Android NDK & ARM NEON instruction set extension support

Introduction:
====

Android NDK r3 added support for the new 'armeabi-v7a' ARM-based ABI
that allows native code to use two useful instruction set extensions:

- Thumb-2, which provides performance comparable to 32-bit ARM
  instructions with similar compactness to Thumb-1

- VFPv3, which provides hardware FPU registers and computations,
  to boost floating point performance significantly.

  More specifically, by default 'armeabi-v7a' only supports
  VFPv3-D16 which only uses/requires 16 hardware FPU 64-bit registers.

More information about this can be read in docs/CPU-ARCH-ABIS.html

The ARMv7 Architecture Reference Manual also defines another optional
instruction set extension known as "ARM Advanced SIMD", nick-named
"NEON". It provides:

- A set of interesting scalar/vector instructions and registers
  (the latter are mapped to the same chip area as the FPU ones),
  comparable to MMX/SSE/3DNow! in the x86 world.

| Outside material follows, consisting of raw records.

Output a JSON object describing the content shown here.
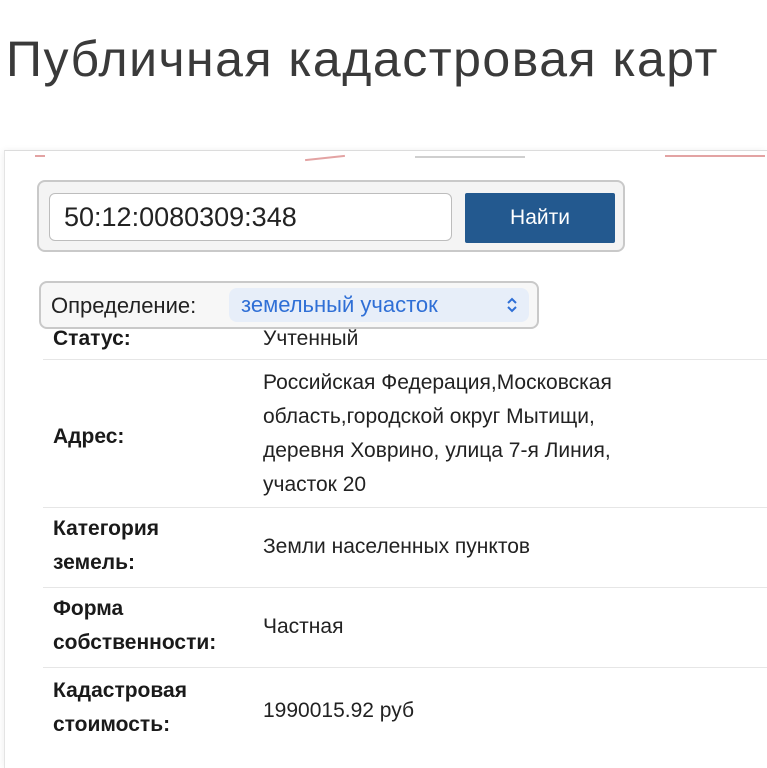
{
  "page": {
    "title": "Публичная кадастровая карт"
  },
  "search": {
    "value": "50:12:0080309:348",
    "button_label": "Найти"
  },
  "definition": {
    "label": "Определение:",
    "selected": "земельный участок"
  },
  "details": {
    "status": {
      "label": "Статус:",
      "value": "Учтенный"
    },
    "address": {
      "label": "Адрес:",
      "lines": [
        "Российская Федерация,Московская",
        "область,городской округ Мытищи,",
        "деревня Ховрино, улица 7-я Линия,",
        "участок 20"
      ]
    },
    "land_category": {
      "label_lines": [
        "Категория",
        "земель:"
      ],
      "value": "Земли населенных пунктов"
    },
    "ownership": {
      "label_lines": [
        "Форма",
        "собственности:"
      ],
      "value": "Частная"
    },
    "cadastral_value": {
      "label_lines": [
        "Кадастровая",
        "стоимость:"
      ],
      "value": "1990015.92 руб"
    }
  },
  "colors": {
    "button": "#23598f",
    "select_text": "#2f6fd6",
    "select_bg": "#e7eef9"
  },
  "icons": {
    "select_arrows": "updown-chevron-icon"
  }
}
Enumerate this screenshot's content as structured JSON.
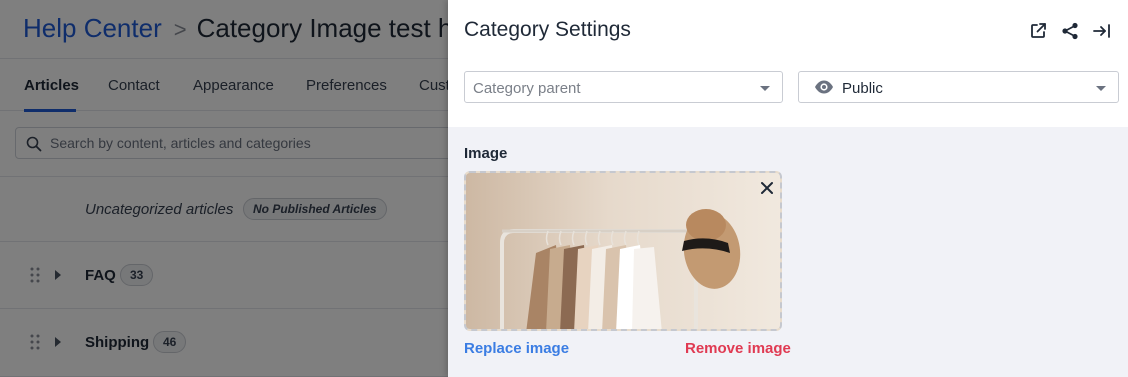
{
  "header": {
    "breadcrumb_root": "Help Center",
    "breadcrumb_separator": ">",
    "breadcrumb_current": "Category Image test he"
  },
  "tabs": [
    {
      "label": "Articles",
      "active": true
    },
    {
      "label": "Contact"
    },
    {
      "label": "Appearance"
    },
    {
      "label": "Preferences"
    },
    {
      "label": "Cust"
    }
  ],
  "search": {
    "placeholder": "Search by content, articles and categories",
    "icon": "search-icon"
  },
  "list": {
    "uncategorized": {
      "label": "Uncategorized articles",
      "badge": "No Published Articles"
    },
    "categories": [
      {
        "name": "FAQ",
        "count": "33"
      },
      {
        "name": "Shipping",
        "count": "46"
      }
    ]
  },
  "panel": {
    "title": "Category Settings",
    "header_icons": [
      "open-external-icon",
      "share-icon",
      "collapse-panel-icon"
    ],
    "category_parent_placeholder": "Category parent",
    "visibility_value": "Public",
    "visibility_icon": "eye-icon",
    "image_label": "Image",
    "replace_image": "Replace image",
    "remove_image": "Remove image"
  },
  "colors": {
    "brand_link": "#1f5bd6",
    "replace_link": "#3b7de3",
    "remove_link": "#e03a52",
    "panel_bg": "#f1f2f7"
  }
}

- VFPv3-D32 as a requirement (i.e. 32 hardware FPU 64-bit registers,
  instead of the minimum of 16).

Not all ARMv7-based Android devices will support NEON, but those that
do may benefit in significant ways from the scalar/vector instructions.

The NDK supports the compilation of modules or even specific source
files with support for NEON. What this means is that a specific compiler
flag will be used to enable the use of GCC ARM Neon intrinsics and
VFPv3-D32 at the same time. The intrinsics are described here:

> http://gcc.gnu.org/onlinedocs/gcc/ARM-NEON-Intrinsics.html


Using LOCAL_ARM_NEON:
---------------------

Define LOCAL_ARM_NEON to 'true' in your module definition, and the NDK
will build all its source files with NEON support. This can be useful if
you want to build a static or shared library that specifically contains
NEON code paths.


Using the .neon suffix:
-----------------------

When listing sources files in your LOCAL_SRC_FILES variable, you now have
the option of using the .neon suffix to indicate that you want to
corresponding source(s) to be built with Neon support. For example:

        LOCAL_SRC_FILES := foo.c.neon bar.c

Will only build 'foo.c' with NEON support.

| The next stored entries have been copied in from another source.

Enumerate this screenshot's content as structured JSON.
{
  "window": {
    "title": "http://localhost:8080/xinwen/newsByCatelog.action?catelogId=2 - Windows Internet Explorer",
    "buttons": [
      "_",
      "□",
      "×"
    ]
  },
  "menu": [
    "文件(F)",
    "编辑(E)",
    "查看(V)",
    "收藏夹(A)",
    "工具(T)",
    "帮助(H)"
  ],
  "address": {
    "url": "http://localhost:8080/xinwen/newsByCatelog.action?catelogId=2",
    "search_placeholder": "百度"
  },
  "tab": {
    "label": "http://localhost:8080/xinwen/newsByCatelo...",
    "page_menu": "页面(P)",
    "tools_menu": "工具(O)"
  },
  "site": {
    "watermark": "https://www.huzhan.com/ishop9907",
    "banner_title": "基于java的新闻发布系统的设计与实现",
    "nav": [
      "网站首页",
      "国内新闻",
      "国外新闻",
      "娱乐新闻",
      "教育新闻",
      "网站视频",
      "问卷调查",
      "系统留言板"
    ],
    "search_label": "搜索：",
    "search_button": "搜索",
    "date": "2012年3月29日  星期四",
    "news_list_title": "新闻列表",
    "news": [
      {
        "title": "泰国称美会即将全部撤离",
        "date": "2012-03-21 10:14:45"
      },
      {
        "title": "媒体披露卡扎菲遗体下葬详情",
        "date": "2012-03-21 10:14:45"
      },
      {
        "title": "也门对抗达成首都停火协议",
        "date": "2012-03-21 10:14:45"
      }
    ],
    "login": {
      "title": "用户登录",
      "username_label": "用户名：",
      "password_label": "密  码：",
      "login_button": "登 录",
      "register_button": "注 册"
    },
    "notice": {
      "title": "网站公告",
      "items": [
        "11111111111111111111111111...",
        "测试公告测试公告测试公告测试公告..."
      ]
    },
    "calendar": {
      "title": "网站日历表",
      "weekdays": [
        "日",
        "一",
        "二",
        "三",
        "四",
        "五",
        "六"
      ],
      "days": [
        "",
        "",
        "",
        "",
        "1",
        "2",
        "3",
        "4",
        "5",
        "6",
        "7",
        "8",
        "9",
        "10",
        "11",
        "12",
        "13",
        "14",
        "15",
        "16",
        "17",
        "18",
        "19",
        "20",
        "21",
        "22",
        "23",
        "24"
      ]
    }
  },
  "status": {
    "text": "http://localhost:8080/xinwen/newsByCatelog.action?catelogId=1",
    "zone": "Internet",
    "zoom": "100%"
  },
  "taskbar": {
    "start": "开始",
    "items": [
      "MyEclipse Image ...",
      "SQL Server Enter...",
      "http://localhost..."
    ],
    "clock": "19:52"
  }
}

Note that the .neon suffix can be used with the .arm suffix too (used to
specify the 32-bit ARM instruction set for non-NEON instructions), but must
appear after it.

In other words, 'foo.c.arm.neon' works, but 'foo.c.neon.arm' does NOT.


Build Requirements:
------------------

Neon support only works when targeting the 'armeabi-v7a' ABI, otherwise the
NDK build scripts will complain and abort. It is important to use checks like
the following in your Android.mk:

        # define a static library containing our NEON code
        ifeq ($(TARGET_ARCH_ABI),armeabi-v7a)
            include $(CLEAR_VARS)
            LOCAL_MODULE    := mylib-neon
            LOCAL_SRC_FILES := mylib-neon.c
            LOCAL_ARM_NEON  := true
            include $(BUILD_STATIC_LIBRARY)
        endif # TARGET_ARCH_ABI == armeabi-v7a


Runtime Detection:
------------------

As said previously, NOT ALL ARMv7-BASED ANDROID DEVICES WILL SUPPORT NEON !
It is thus crucial to perform runtime detection to know if the NEON-capable
machine code can be run on the target device.

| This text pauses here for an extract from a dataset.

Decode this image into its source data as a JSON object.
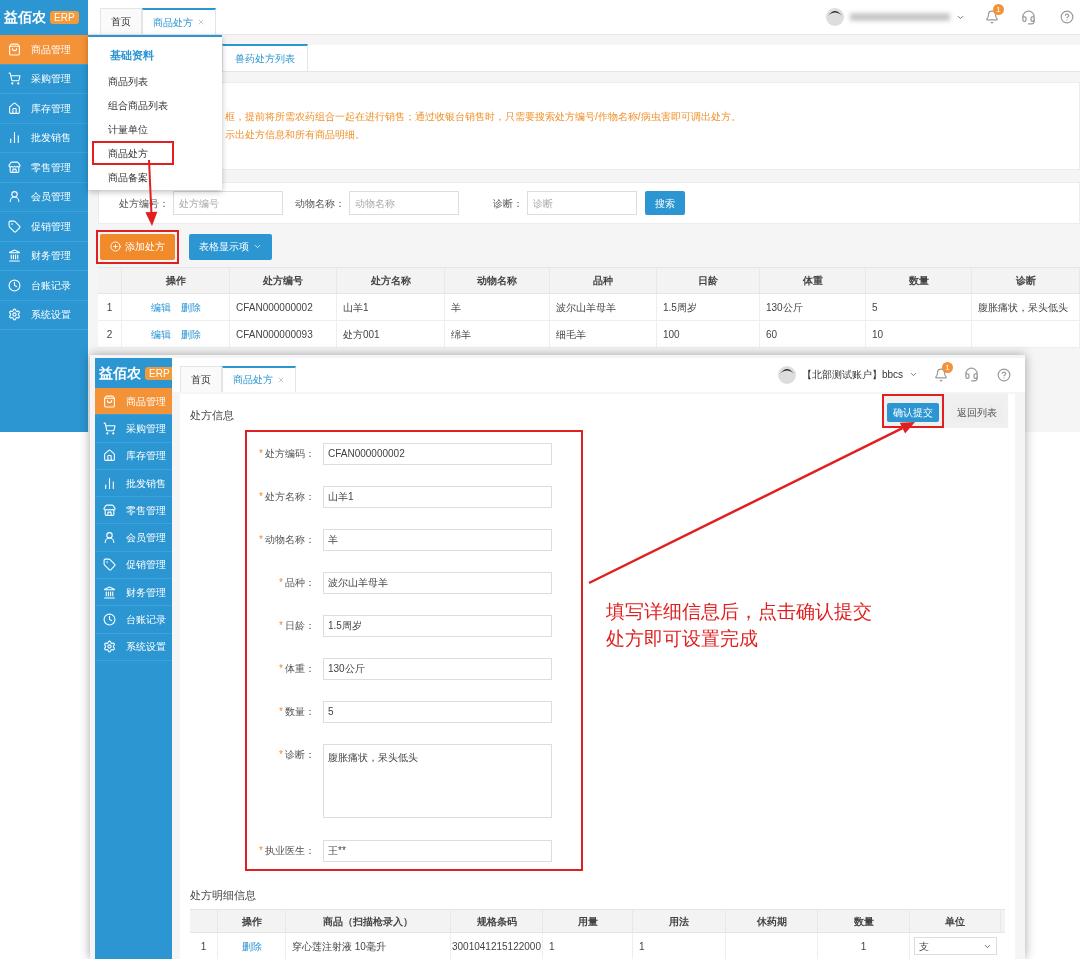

To do that, use the 'cpufeatures' library that comes with this NDK. To learn
more about it, see docs/CPU-FEATURES.html.

You should explicitly check that android_getCpuFamily() returns
ANDROID_CPU_FAMILY_ARM, and that android_getCpuFeatures() returns a value
that has the ANDROID_CPU_ARM_FEATURE_NEON flag set, as  in:

          #include <cpu-features.h>

          ...
          ...

          if (android_getCpuFamily() == ANDROID_CPU_FAMILY_ARM &&
              (android_getCpuFeatures() & ANDROID_CPU_ARM_FEATURE_NEON) != 0)
          {
              // use NEON-optimized routines
              ...
          }
          else
          {
              // use non-NEON fallback routines instead
              ...
          }

          ...

Sample code:
------------

Look at the source code for the "hello-neon" sample in this NDK for an example
on how to use the 'cpufeatures' library and Neon intrinsics at the same time.

This implements a tiny benchmark for a FIR filter loop using a C version, and
a NEON-optimized one for devices that support it.